Tips for Tips – How to get tipped in a hospitality job

Published on: Mon, 30 Nov 2020
By: Dan, redwigwam

Quite typically the advice given towards how to prompt customers to be willing to give a tip in the hospitality industry is merely to be nice to the customer.

And to provide anything that they need.

I respectfully disagree, as these are merely the basic requirements needed to be a competent employee.

Perhaps my experience is different though, as I work at an airport restaurant.

Therefore many customers are in large groups expecting to have an exciting time even before they have gotten on-board their planes.

So quite often there’s large groups of Hen nights and Stag do’s and they’re already happy and enjoying their time drinking with their friends.

Regardless of all this I still find the best way to ultimately gain tips, if that is the overall goal, is to establish a repertoire with customers.

Make them recognise you as an individual and not as just another cog in the machine.

Sure, there are customers who want to be left alone and to enjoy their meal and/or drink so this does not apply to all, however you need to make yourself identifiable to the customers.

If the customer makes a joke which they involve you in, instead of just smiling and nodding along, why not join in on the joke?

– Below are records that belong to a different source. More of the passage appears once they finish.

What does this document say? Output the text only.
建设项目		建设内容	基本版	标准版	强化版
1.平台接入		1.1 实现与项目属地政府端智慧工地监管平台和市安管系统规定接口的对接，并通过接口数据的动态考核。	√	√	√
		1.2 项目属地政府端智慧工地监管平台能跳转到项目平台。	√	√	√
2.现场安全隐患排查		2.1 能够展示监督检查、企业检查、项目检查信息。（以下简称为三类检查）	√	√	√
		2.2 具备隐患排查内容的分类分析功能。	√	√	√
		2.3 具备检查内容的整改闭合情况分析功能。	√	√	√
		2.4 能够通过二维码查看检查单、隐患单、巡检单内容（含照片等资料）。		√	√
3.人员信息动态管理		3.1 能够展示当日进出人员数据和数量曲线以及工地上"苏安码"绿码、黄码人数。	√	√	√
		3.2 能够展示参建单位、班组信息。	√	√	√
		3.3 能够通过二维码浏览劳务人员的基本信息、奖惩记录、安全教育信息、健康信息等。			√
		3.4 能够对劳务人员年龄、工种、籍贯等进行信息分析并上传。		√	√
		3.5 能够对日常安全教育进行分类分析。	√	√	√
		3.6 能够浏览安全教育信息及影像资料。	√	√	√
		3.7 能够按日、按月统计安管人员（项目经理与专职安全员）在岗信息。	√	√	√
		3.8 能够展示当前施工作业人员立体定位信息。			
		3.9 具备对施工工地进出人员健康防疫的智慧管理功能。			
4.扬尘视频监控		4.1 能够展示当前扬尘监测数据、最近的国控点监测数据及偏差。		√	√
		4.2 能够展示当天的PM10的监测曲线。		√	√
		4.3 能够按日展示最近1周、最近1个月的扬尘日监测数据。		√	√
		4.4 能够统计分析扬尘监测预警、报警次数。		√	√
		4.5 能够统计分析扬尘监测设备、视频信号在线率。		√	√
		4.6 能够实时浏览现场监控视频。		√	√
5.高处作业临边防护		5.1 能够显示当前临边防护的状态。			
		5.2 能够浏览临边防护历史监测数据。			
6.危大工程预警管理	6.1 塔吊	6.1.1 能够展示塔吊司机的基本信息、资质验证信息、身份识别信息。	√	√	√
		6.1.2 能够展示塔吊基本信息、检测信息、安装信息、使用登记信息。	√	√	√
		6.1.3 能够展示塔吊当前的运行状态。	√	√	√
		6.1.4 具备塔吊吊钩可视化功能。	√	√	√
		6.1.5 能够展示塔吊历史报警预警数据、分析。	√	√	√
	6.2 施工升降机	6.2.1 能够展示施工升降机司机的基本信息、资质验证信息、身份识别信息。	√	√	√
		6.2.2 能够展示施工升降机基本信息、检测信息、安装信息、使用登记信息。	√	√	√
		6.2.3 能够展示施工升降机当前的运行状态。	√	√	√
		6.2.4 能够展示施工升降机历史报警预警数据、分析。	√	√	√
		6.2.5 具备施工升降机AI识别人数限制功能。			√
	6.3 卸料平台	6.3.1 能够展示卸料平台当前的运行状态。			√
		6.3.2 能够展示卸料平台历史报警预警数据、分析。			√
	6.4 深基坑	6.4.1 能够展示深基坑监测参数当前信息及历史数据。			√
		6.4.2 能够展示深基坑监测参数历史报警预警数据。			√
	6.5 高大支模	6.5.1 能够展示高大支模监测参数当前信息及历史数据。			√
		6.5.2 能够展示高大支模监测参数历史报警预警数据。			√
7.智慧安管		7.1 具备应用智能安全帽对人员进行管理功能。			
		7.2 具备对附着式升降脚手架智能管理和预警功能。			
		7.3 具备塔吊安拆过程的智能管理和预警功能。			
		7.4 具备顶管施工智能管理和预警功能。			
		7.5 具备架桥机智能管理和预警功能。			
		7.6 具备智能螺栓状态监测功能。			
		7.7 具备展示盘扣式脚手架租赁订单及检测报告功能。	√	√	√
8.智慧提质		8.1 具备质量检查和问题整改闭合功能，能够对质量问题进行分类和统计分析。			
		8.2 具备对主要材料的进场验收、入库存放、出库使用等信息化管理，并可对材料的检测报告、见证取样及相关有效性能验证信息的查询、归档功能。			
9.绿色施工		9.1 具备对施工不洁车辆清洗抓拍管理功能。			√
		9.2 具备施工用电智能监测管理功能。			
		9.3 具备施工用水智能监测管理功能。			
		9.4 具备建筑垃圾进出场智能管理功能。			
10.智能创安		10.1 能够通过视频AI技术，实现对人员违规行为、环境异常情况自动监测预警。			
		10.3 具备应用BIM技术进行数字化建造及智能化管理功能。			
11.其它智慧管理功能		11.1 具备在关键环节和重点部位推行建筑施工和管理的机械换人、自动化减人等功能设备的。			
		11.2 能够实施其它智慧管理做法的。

As an example; I brought a second order of chips to a table which had previously made the same order for a young woman.

Once I placed the bowl at the table her father made a jab that the girl was being greedy and naturally embarrassed she stated the chips were his order.

So I joined in and told her not to try and shift the blame and to take responsibility.

The whole family found me joining in on the joke funny.

Now naturally there are limits to what you can get away with in-jokes.

You can go further with a stag party than an elderly couple going on a small weekend holiday.

But the point stands that you must become recognisable in some capacity and use basic tasks as openers whether it be offering to take the group photo, or jokingly charging them money for ice.

You need to remind them that you are an individual and therefore may be tired and in need of money.

When they think about paying, they’re most likely thinking about the business getting their money.

But when it comes to tips they’re most likely thinking that some people need a little extra help.

So standing out from the pack isn’t simply providing a good service. It's providing an experience.